I recently had occasion to remark in another place that:
At least America’s college class of 2014 can write in some fashion. Over in China, where writing is a much more complicated business, the younger generation has largely given up on it. The great majority of Chinese words transmitted from a pair of 18-year-old hands to the eyes of a coeval, are tapped out on a keyboard, via a trick that uses the Latin alphabet. To watch a Chinese college student trying to hand-write a note is painful — lots of head-scratching, staring at ceiling for inspiration, final recourse to dictionary.
The wire services (in this case Agence France-Presse) have now caught up with me:
A poll commissioned by the China Youth Daily in April found that 83 percent of the 2,072 respondents admitted having problems writing characters…
Zeng Ming, 22, from the southern Guangdong province, says: “I think it’s a young people’s problem, or at least a computer users’ problem.”
One notoriously forgettable character, Zeng says, is used in the word Tao Tie — a legendary Chinese monster that was so greedy it ate itself.
Still used as a byword for gluttony, the Tao Tie is one of many ancient Chinese concepts embedded in the language.
“It’s like you’re forgetting your culture,” Zeng says.

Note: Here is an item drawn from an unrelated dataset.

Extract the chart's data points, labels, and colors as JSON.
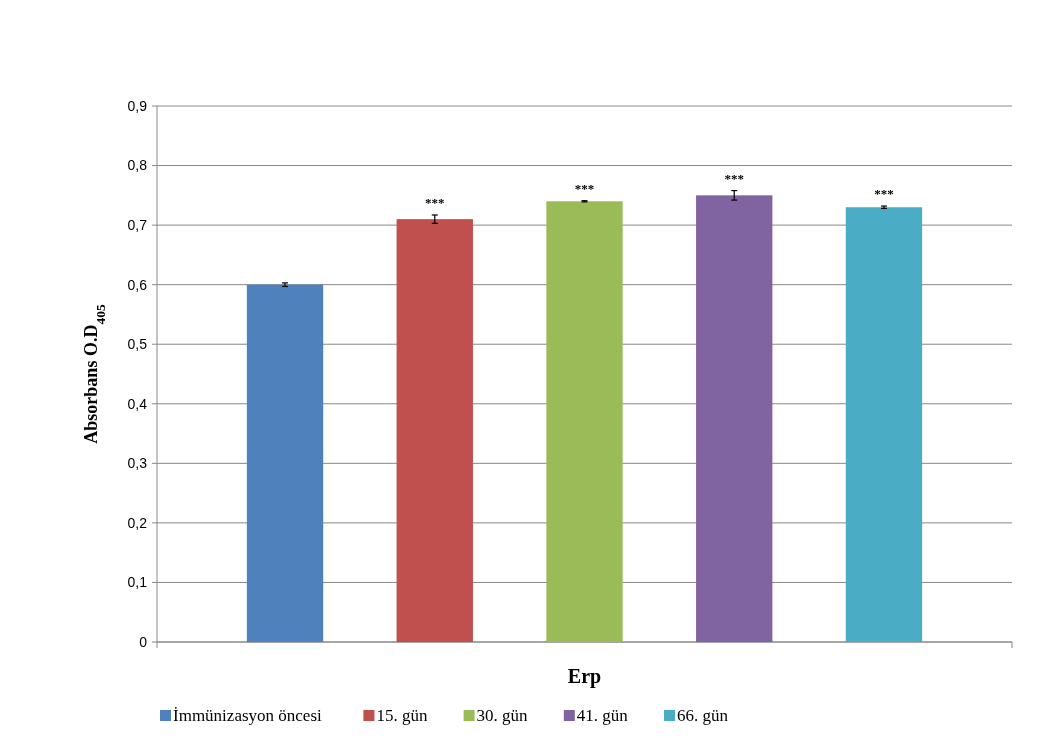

For the curious, here are the characters for taotie, defined in Mathews’ Dictionary as: “avaricious and gluttonous — name of a greedy man who was banished by Shun [a mythical Emperor]; a fierce animal having a head and no body; a fabulous race of men who were fierce savages.” I note with mild interest that they seem not to have been simplified, as most knotty characters were in the Maoist period. They appear in modern Chinese dictionaries just as they are in Mathews’ still-indispensible 1931 tome. The first character requires 22 strokes of the brush or pen; the second, 18.